Five New Year’s Resolutions

Regardless of whether your financial goal is to create enough wealth for financial security or a multi-million dollar empire, the starting point is the same. Fortunes are only made on a solid financial base and to build one means getting rid of some old money habits and developing some new ones. Here are five resolutions that will help you build wealth in 2011:

 

Spend less than you earn

Spending more than you earn will use up your savings or take you into debt. Spend less than you earn and you will save.

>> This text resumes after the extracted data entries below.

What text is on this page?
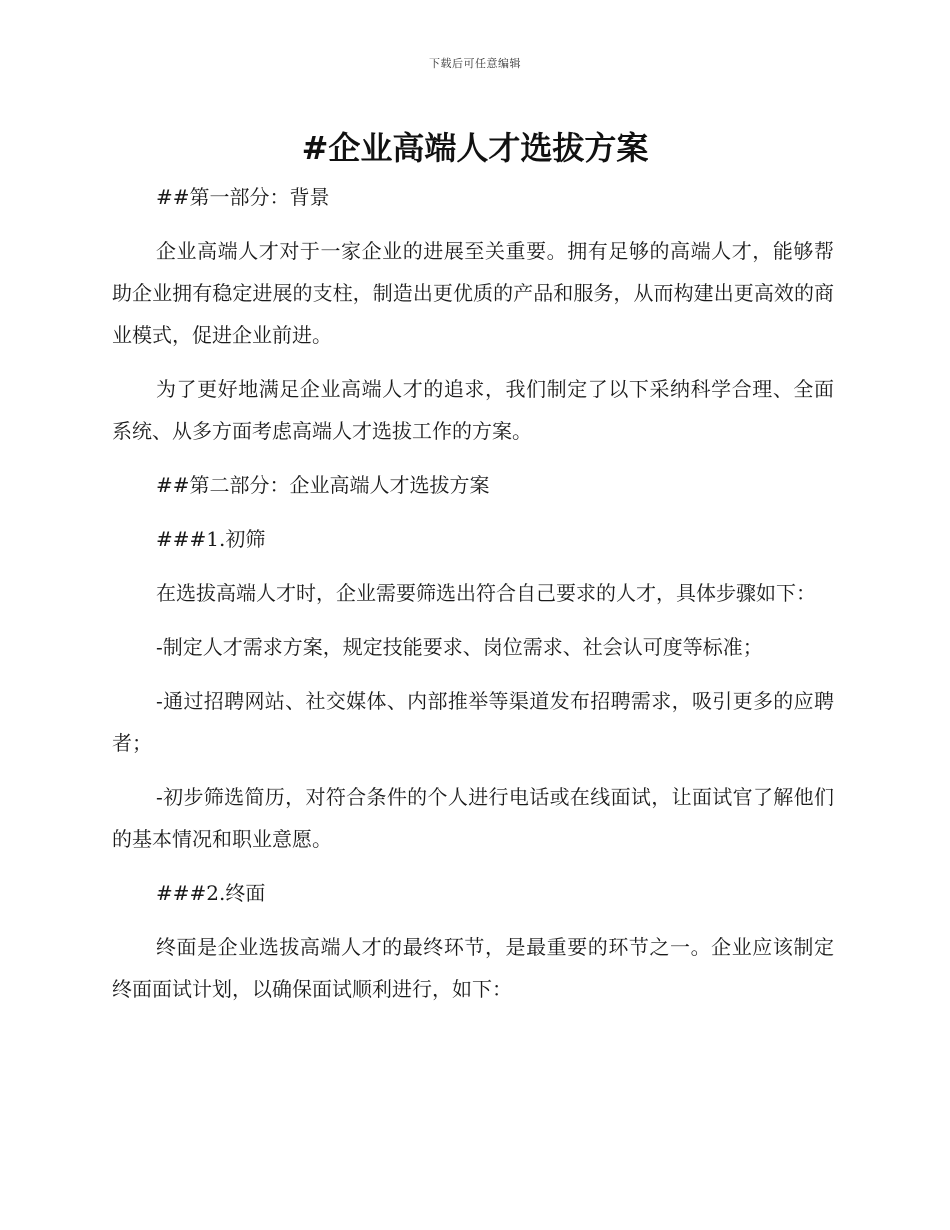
下载后可任意编辑
#企业高端人才选拔方案

##第一部分：背景

企业高端人才对于一家企业的进展至关重要。拥有足够的高端人才，能够帮助企业拥有稳定进展的支柱，制造出更优质的产品和服务，从而构建出更高效的商业模式，促进企业前进。

为了更好地满足企业高端人才的追求，我们制定了以下采纳科学合理、全面系统、从多方面考虑高端人才选拔工作的方案。

##第二部分：企业高端人才选拔方案

###1.初筛

在选拔高端人才时，企业需要筛选出符合自己要求的人才，具体步骤如下：

-制定人才需求方案，规定技能要求、岗位需求、社会认可度等标准；

-通过招聘网站、社交媒体、内部推举等渠道发布招聘需求，吸引更多的应聘者；

-初步筛选简历，对符合条件的个人进行电话或在线面试，让面试官了解他们的基本情况和职业意愿。

###2.终面

终面是企业选拔高端人才的最终环节，是最重要的环节之一。企业应该制定终面面试计划，以确保面试顺利进行，如下：
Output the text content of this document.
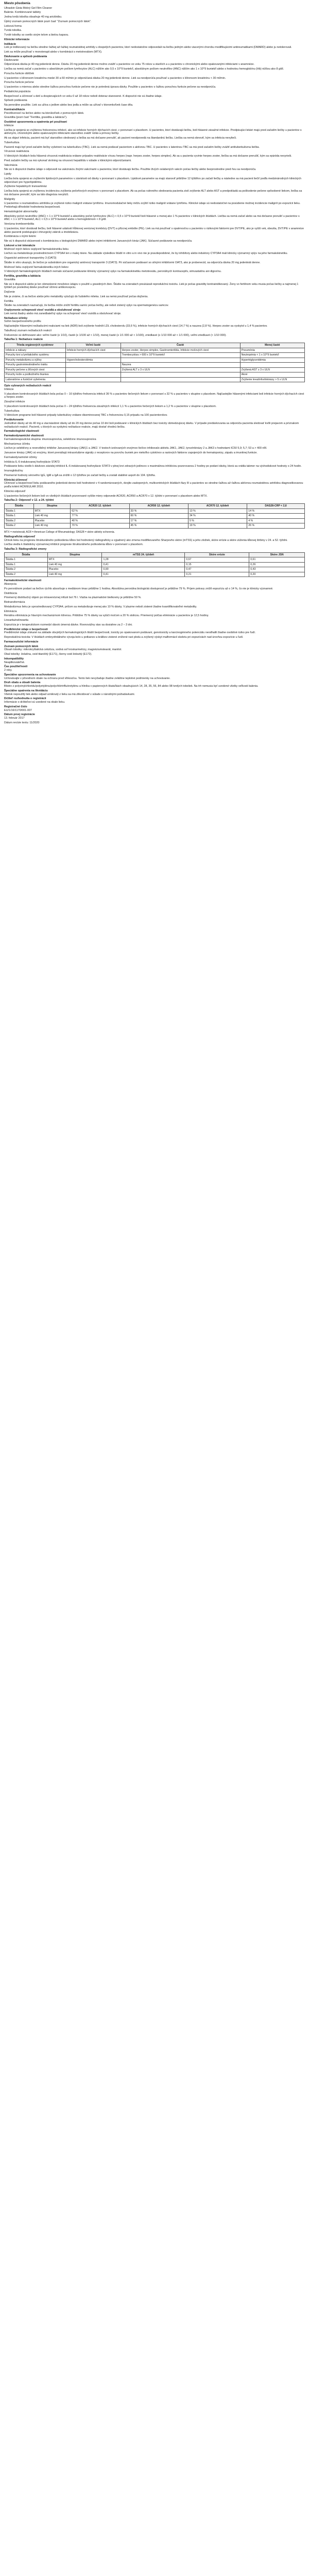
Miesto pôsobenia

Ultraskin Gioia Mokrý Gel Film Cleaner

Balenie. Kombinované tablety

Jedna tvrdá tobolka obsahuje 40 mg aricitinibu.

Úplný zoznam pomocných látok pozri časť "Zoznam pomocných látok".

Lieková forma

Tvrdá tobolka.

Tvrdé tobolky so svetlo sivým telom a bielou kapsou.

Klinické informácie
Indikácie

Liek je indikovaný na liečbu stredne ťažkej až ťažkej reumatoidnej artritídy u dospelých pacientov, ktorí nedostatočne odpovedali na liečbu jedným alebo viacerými chorobu modifikujúcimi antireumatikami (DMARD) alebo ju netolerovali.

Liek sa môže používať v monoterapii alebo v kombinácii s metotrexátom (MTX).

Dávkovanie a spôsob podávania

Dávkovanie

Odporúčaná dávka je 40 mg jedenkrát denne. Dávku 20 mg jedenkrát denne možno zvážiť u pacientov vo veku 75 rokov a starších a u pacientov s chronickými alebo opakovanými infekciami v anamnéze.

Liečba sa nemá začať u pacientov s absolútnym počtom lymfocytov (ALC) nižším ako 0,5 x 10^9 buniek/l, absolútnym počtom neutrofilov (ANC) nižším ako 1 x 10^9 buniek/l alebo s hodnotou hemoglobínu (Hb) nižšou ako 8 g/dl.

Porucha funkcie obličiek

U pacientov s klírensom kreatinínu medzi 30 a 60 ml/min je odporúčaná dávka 20 mg jedenkrát denne. Liek sa neodporúča používať u pacientov s klírensom kreatinínu < 30 ml/min.

Porucha funkcie pečene

U pacientov s miernou alebo stredne ťažkou poruchou funkcie pečene nie je potrebná úprava dávky. Použitie u pacientov s ťažkou poruchou funkcie pečene sa neodporúča.

Pediatrická populácia

Bezpečnosť a účinnosť u detí a dospievajúcich vo veku 0 až 18 rokov neboli doteraz stanovené. K dispozícii nie sú žiadne údaje.

Spôsob podávania

Na perorálne použitie. Liek sa užíva s jedlom alebo bez jedla a môže sa užívať v ktoromkoľvek čase dňa.

Kontraindikácie

Precitlivenosť na liečivo alebo na ktorúkoľvek z pomocných látok.

Gravidita (pozri časť "Fertilita, gravidita a laktácia").

Osobitné upozornenia a opatrenia pri používaní

Infekcie

Liečba je spojená so zvýšenou frekvenciou infekcií, ako sú infekcie horných dýchacích ciest, v porovnaní s placebom. U pacientov, ktorí dostávajú liečbu, boli hlásené závažné infekcie. Predpisujúci lekári majú pred začatím liečby u pacientov s aktívnymi, chronickými alebo opakovanými infekciami starostlivo zvážiť riziká a prínosy liečby.

Ak sa objaví infekcia, pacient má byť starostlivo sledovaný a liečba sa má dočasne prerušiť, ak pacient neodpovedá na štandardnú liečbu. Liečba sa nemá obnoviť, kým sa infekcia nevylieči.

Tuberkulóza

Pacienti majú byť pred začatím liečby vyšetrení na tuberkulózu (TBC). Liek sa nemá podávať pacientom s aktívnou TBC. U pacientov s latentnou TBC sa má pred začatím liečby zvážiť antituberkulózna liečba.

Vírusová reaktivácia

V klinických štúdiách bola hlásená vírusová reaktivácia vrátane prípadov reaktivácie vírusu herpes (napr. herpes zoster, herpes simplex). Ak sa u pacienta vyvinie herpes zoster, liečba sa má dočasne prerušiť, kým sa epizóda nevyrieši.

Pred začatím liečby sa má vykonať skríning na vírusovú hepatitídu v súlade s klinickými odporúčaniami.

Vakcinácia

Nie sú k dispozícii žiadne údaje o odpovedi na vakcináciu živými vakcínami u pacientov, ktorí dostávajú liečbu. Použitie živých oslabených vakcín počas liečby alebo bezprostredne pred ňou sa neodporúča.

Lipidy

Liečba bola spojená so zvýšením lipidových parametrov v závislosti od dávky v porovnaní s placebom. Lipidové parametre sa majú stanoviť približne 12 týždňov po začatí liečby a následne sa má pacient liečiť podľa medzinárodných klinických odporúčaní pre hyperlipidémiu.

Zvýšenie hepatálnych transamináz

Liečba bola spojená so zvýšenou incidenciou zvýšenia pečeňových enzýmov v porovnaní s placebom. Ak sa počas rutinného sledovania pacienta zistí zvýšenie ALT alebo AST a predpokladá sa poškodenie pečene spôsobené liekom, liečba sa má dočasne prerušiť, kým sa táto diagnóza nevylúči.

Malignity

U pacientov s reumatoidnou artritídou je zvýšené riziko malignít vrátane lymfómu. Imunomodulačné lieky môžu zvýšiť riziko malignít vrátane lymfómu. Klinické údaje sú nedostatočné na posúdenie možnej incidencie malignít po expozícii lieku. Prebiehajú dlhodobé hodnotenia bezpečnosti.

Hematologické abnormality

Absolútny počet neutrofilov (ANC) < 1 x 10^9 buniek/l a absolútny počet lymfocytov (ALC) < 0,5 x 10^9 buniek/l boli hlásené u menej ako 1 % pacientov v klinických štúdiách. Liečba sa nemá začať alebo sa má dočasne prerušiť u pacientov s ANC < 1 x 10^9 buniek/l, ALC < 0,5 x 10^9 buniek/l alebo s hemoglobínom < 8 g/dl.

Venózna tromboembólia

U pacientov, ktorí dostávali liečbu, boli hlásené udalosti hĺbkovej venóznej trombózy (DVT) a pľúcnej embólie (PE). Liek sa má používať s opatrnosťou u pacientov s rizikovými faktormi pre DVT/PE, ako je vyšší vek, obezita, DVT/PE v anamnéze alebo pacienti podstupujúci chirurgický zákrok a imobilizáciu.

Kombinácia s inými liekmi

Nie sú k dispozícii skúsenosti s kombináciou s biologickými DMARD alebo inými inhibítormi Janusových kináz (JAK). Súčasné podávanie sa neodporúča.

Liekové a iné interakcie

Možnosť iných liekov ovplyvniť farmakokinetiku lieku

Liečivo sa metabolizuje prostredníctvom CYP3A4 len v malej miere. Na základe výsledkov štúdií in vitro a in vivo nie je pravdepodobné, že by inhibítory alebo induktory CYP3A4 mali klinicky významný vplyv na jeho farmakokinetiku.

Organické aniónové transportéry 3 (OAT3)

Štúdie in vitro ukazujú, že liečivo je substrátom pre organický aniónový transportér 3 (OAT3). Pri súčasnom podávaní so silnými inhibítormi OAT3, ako je probenecid, sa odporúča dávka 20 mg jedenkrát denne.

Možnosť lieku ovplyvniť farmakokinetiku iných liekov

V klinických farmakologických štúdiách nemalo súčasné podávanie klinicky významný vplyv na farmakokinetiku metotrexátu, perorálnych kontraceptív, simvastatínu ani digoxínu.

Fertilita, gravidita a laktácia

Gravidita

Nie sú k dispozícii alebo je len obmedzené množstvo údajov o použití u gravidných žien. Štúdie na zvieratách preukázali reprodukčnú toxicitu. Liek je počas gravidity kontraindikovaný. Ženy vo fertilnom veku musia počas liečby a najmenej 1 týždeň po poslednej dávke používať účinnú antikoncepciu.

Dojčenie

Nie je známe, či sa liečivo alebo jeho metabolity vylučujú do ľudského mlieka. Liek sa nemá používať počas dojčenia.

Fertilita

Štúdie na zvieratách naznačujú, že liečba môže znížiť fertilitu samíc počas liečby, ale nebol zistený vplyv na spermatogenézu samcov.

Ovplyvnenie schopnosti viesť vozidlá a obsluhovať stroje

Liek nemá žiadny alebo má zanedbateľný vplyv na schopnosť viesť vozidlá a obsluhovať stroje.

Nežiaduce účinky

Súhrn bezpečnostného profilu

Najčastejšie hlásenými nežiaducimi reakciami na liek (ADR) boli zvýšenie hodnôt LDL cholesterolu (33,6 %), infekcie horných dýchacích ciest (14,7 %) a nauzea (2,8 %). Herpes zoster sa vyskytol u 1,4 % pacientov.

Tabuľkový zoznam nežiaducich reakcií

Frekvencie sú definované ako: veľmi časté (≥ 1/10), časté (≥ 1/100 až < 1/10), menej časté (≥ 1/1 000 až < 1/100), zriedkavé (≥ 1/10 000 až < 1/1 000), veľmi zriedkavé (< 1/10 000).

Tabuľka 1: Nežiaduce reakcie
Trieda orgánových systémov	Veľmi časté	Časté	Menej časté
Infekcie a nákazy	Infekcie horných dýchacích ciest	Herpes zoster, Herpes simplex, Gastroenteritída, Infekcie močových ciest	Pneumónia
Poruchy krvi a lymfatického systému		Trombocytóza > 600 x 10^9 buniek/l	Neutropénia < 1 x 10^9 buniek/l
Poruchy metabolizmu a výživy	Hypercholesterolémia		Hypertriglyceridémia
Poruchy gastrointestinálneho traktu		Nauzea	
Poruchy pečene a žlčových ciest		Zvýšená ALT ≥ 3 x ULN	Zvýšená AST ≥ 3 x ULN
Poruchy kože a podkožného tkaniva			Akné
Laboratórne a funkčné vyšetrenia			Zvýšenie kreatínfosfokinázy > 5 x ULN
Opis vybraných nežiaducich reakcií

Infekcie

V placebom kontrolovaných štúdiách bola počas 0 – 16 týždňov frekvencia infekcií 36 % u pacientov liečených liekom v porovnaní s 32 % u pacientov v skupine s placebom. Najčastejšie hlásenými infekciami boli infekcie horných dýchacích ciest a herpes zoster.

Závažné infekcie

V placebom kontrolovaných štúdiách bola počas 0 – 24 týždňov frekvencia závažných infekcií 1,1 % u pacientov liečených liekom a 1,2 % u pacientov v skupine s placebom.

Tuberkulóza

V klinickom programe boli hlásené prípady tuberkulózy vrátane diseminovanej TBC s frekvenciou 0,15 prípadu na 100 pacientorokov.

Predávkovanie

Jednotlivé dávky až do 40 mg a viacnásobné dávky až do 20 mg denne počas 10 dní boli podávané v klinických štúdiách bez toxicity obmedzujúcej dávku. V prípade predávkovania sa odporúča pacienta sledovať kvôli prejavom a príznakom nežiaducich reakcií. Pacienti, u ktorých sa vyskytnú nežiaduce reakcie, majú dostať vhodnú liečbu.

Farmakologické vlastnosti
Farmakodynamické vlastnosti

Farmakoterapeutická skupina: imunosupresíva, selektívne imunosupresíva

Mechanizmus účinku

Liečivo je selektívny a reverzibilný inhibítor Janusovej kinázy (JAK)1 a JAK2. V testoch izolovaných enzýmov liečivo inhibovalo aktivitu JAK1, JAK2, tyrozínkinázy 2 a JAK3 s hodnotami IC50 5,9; 5,7; 53 a > 400 nM.

Janusove kinázy (JAK) sú enzýmy, ktoré prenášajú intracelulárne signály z receptorov na povrchu buniek pre niekoľko cytokínov a rastových faktorov zapojených do hematopoézy, zápalu a imunitnej funkcie.

Farmakodynamické účinky

Inhibícia IL-6-indukovanej fosforylácie STAT3

Podávanie lieku viedlo k dávkovo závislej inhibícii IL-6-indukovanej fosforylácie STAT3 v plnej krvi zdravých jedincov s maximálnou inhibíciou pozorovanou 2 hodiny po podaní dávky, ktorá sa vrátila takmer na východiskové hodnoty o 24 hodín.

Imunoglobulíny

Priemerné hodnoty sérového IgG, IgM a IgA sa znížili o 12 týždňov po začatí liečby a zostali stabilné aspoň do 104. týždňa.

Klinická účinnosť

Účinnosť a bezpečnosť lieku podávaného jedenkrát denne boli hodnotené v 4 randomizovaných, dvojito zaslepených, multicentrických štúdiách fázy III u pacientov so stredne ťažkou až ťažkou aktívnou reumatoidnou artritídou diagnostikovanou podľa kritérií ACR/EULAR 2010.

Klinická odpoveď

U pacientov liečených liekom boli vo všetkých štúdiách pozorované vyššie miery odpovede ACR20, ACR50 a ACR70 v 12. týždni v porovnaní s placebom alebo MTX.

Tabuľka 2: Odpoveď v 12. a 24. týždni
Štúdia	Skupina	ACR20 12. týždeň	ACR50 12. týždeň	ACR70 12. týždeň	DAS28-CRP < 2,6
Štúdia 1	MTX	62 %	33 %	13 %	14 %
Štúdia 1	Liek 40 mg	77 %	60 %	34 %	40 %
Štúdia 2	Placebo	40 %	17 %	5 %	4 %
Štúdia 2	Liek 40 mg	70 %	45 %	19 %	26 %
MTX = metotrexát; ACR = American College of Rheumatology; DAS28 = skóre aktivity ochorenia.
Rádiografická odpoveď

Účinok lieku na progresiu štrukturálneho poškodenia kĺbov bol hodnotený rádiograficky a vyjadrený ako zmena modifikovaného Sharpovho skóre (mTSS) a jeho zložiek, skóre erózie a skóre zúženia kĺbovej štrbiny v 24. a 52. týždni.

Liečba viedla k štatisticky významnej inhibícii progresie štrukturálneho poškodenia kĺbov v porovnaní s placebom.

Tabuľka 3: Rádiografické zmeny
Štúdia	Skupina	mTSS 24. týždeň	Skóre erózie	Skóre JSN
Štúdia 1	MTX	1,28	0,67	0,61
Štúdia 1	Liek 40 mg	0,41	0,15	0,26
Štúdia 2	Placebo	0,90	0,47	0,43
Štúdia 2	Liek 40 mg	0,41	0,21	0,20
Farmakokinetické vlastnosti

Absorpcia

Po perorálnom podaní sa liečivo rýchlo absorbuje s mediánom tmax približne 1 hodina. Absolútna perorálna biologická dostupnosť je približne 79 %. Príjem potravy znížil expozíciu až o 14 %, čo nie je klinicky významné.

Distribúcia

Priemerný distribučný objem po intravenóznej infúzii bol 76 l. Väzba na plazmatické bielkoviny je približne 50 %.

Biotransformácia

Metabolizmus lieku je sprostredkovaný CYP3A4, pričom sa metabolizuje menej ako 10 % dávky. V plazme neboli zistené žiadne kvantifikovateľné metabolity.

Eliminácia

Renálna eliminácia je hlavným mechanizmom klírensu. Približne 75 % dávky sa vylúči močom a 20 % stolicou. Priemerný polčas eliminácie u pacientov je 12,5 hodiny.

Linearita/nelinearita

Expozícia je v terapeutickom rozmedzí dávok úmerná dávke. Rovnovážny stav sa dosiahne za 2 – 3 dni.

Predklinické údaje o bezpečnosti

Predklinické údaje získané na základe obvyklých farmakologických štúdií bezpečnosti, toxicity po opakovanom podávaní, genotoxicity a karcinogénneho potenciálu neodhalili žiadne osobitné riziko pre ľudí.

Reprodukčná toxicita: V štúdiách embryofetálneho vývoja bolo u potkanov a králikov zistené znížené rast plodu a zvýšený výskyt malformácií skeletu pri expozíciách nad úrovňou expozície u ľudí.

Farmaceutické informácie
Zoznam pomocných látok

Obsah tobolky: mikrokryštalická celulóza, sodná soľ kroskarmelózy, magnéziumstearát, manitol.

Obal tobolky: želatína, oxid titaničitý (E171), čierny oxid železitý (E172).

Inkompatibility

Neaplikovateľné.

Čas použiteľnosti

2 roky.

Špeciálne upozornenia na uchovávanie

Uchovávajte v pôvodnom obale na ochranu pred vlhkosťou. Tento liek nevyžaduje žiadne zvláštne teplotné podmienky na uchovávanie.

Druh obalu a obsah balenia

Blistre z polyvinylchloridu/polyetylénu/polychlórtrifluóretylénu a hliníka v papierových škatuľkách obsahujúcich 14, 28, 35, 56, 84 alebo 98 tvrdých toboliek. Na trh nemusia byť uvedené všetky veľkosti balenia.

Špeciálne opatrenia na likvidáciu

Všetok nepoužitý liek alebo odpad vzniknutý z lieku sa má zlikvidovať v súlade s národnými požiadavkami.

Držiteľ rozhodnutia o registrácii

Informácie o držiteľovi sú uvedené na obale lieku.

Registračné číslo

EU/1/16/1170/001-007

Dátum prvej registrácie

13. február 2017

Dátum revízie textu: 11/2020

It’s a principle that is simple to understand but very hard to do. Get it right, throw in some compound interest on your savings, and you will add to your wealth effortlessly.

Make the most of KiwiSaver

If you haven’t joined KiwiSaver make it one of the first things you do this year. It’s an easy way to double or even triple your money. If you are already a member, get advice on whether your money is being invested in a fund that is appropriate for your needs.

Set up an emergency fund

Life is full of unexpected surprises, some of which can be expensive. Having money on hand will help you stay out of debt, particularly expensive debt such as credit card debt.

Pay off debt

Just as compound interest on savings helps make your wealth grow more quickly, interest on debt will destroy wealth and debt repayments will make it more difficult to spend less than you earn.

Review your life and income protection insurance

Protecting your wealth is just as important as creating it. The death of a life partner or the loss of your or your partner’s income through health problems can see your life savings quickly disappear and your standard of living fall.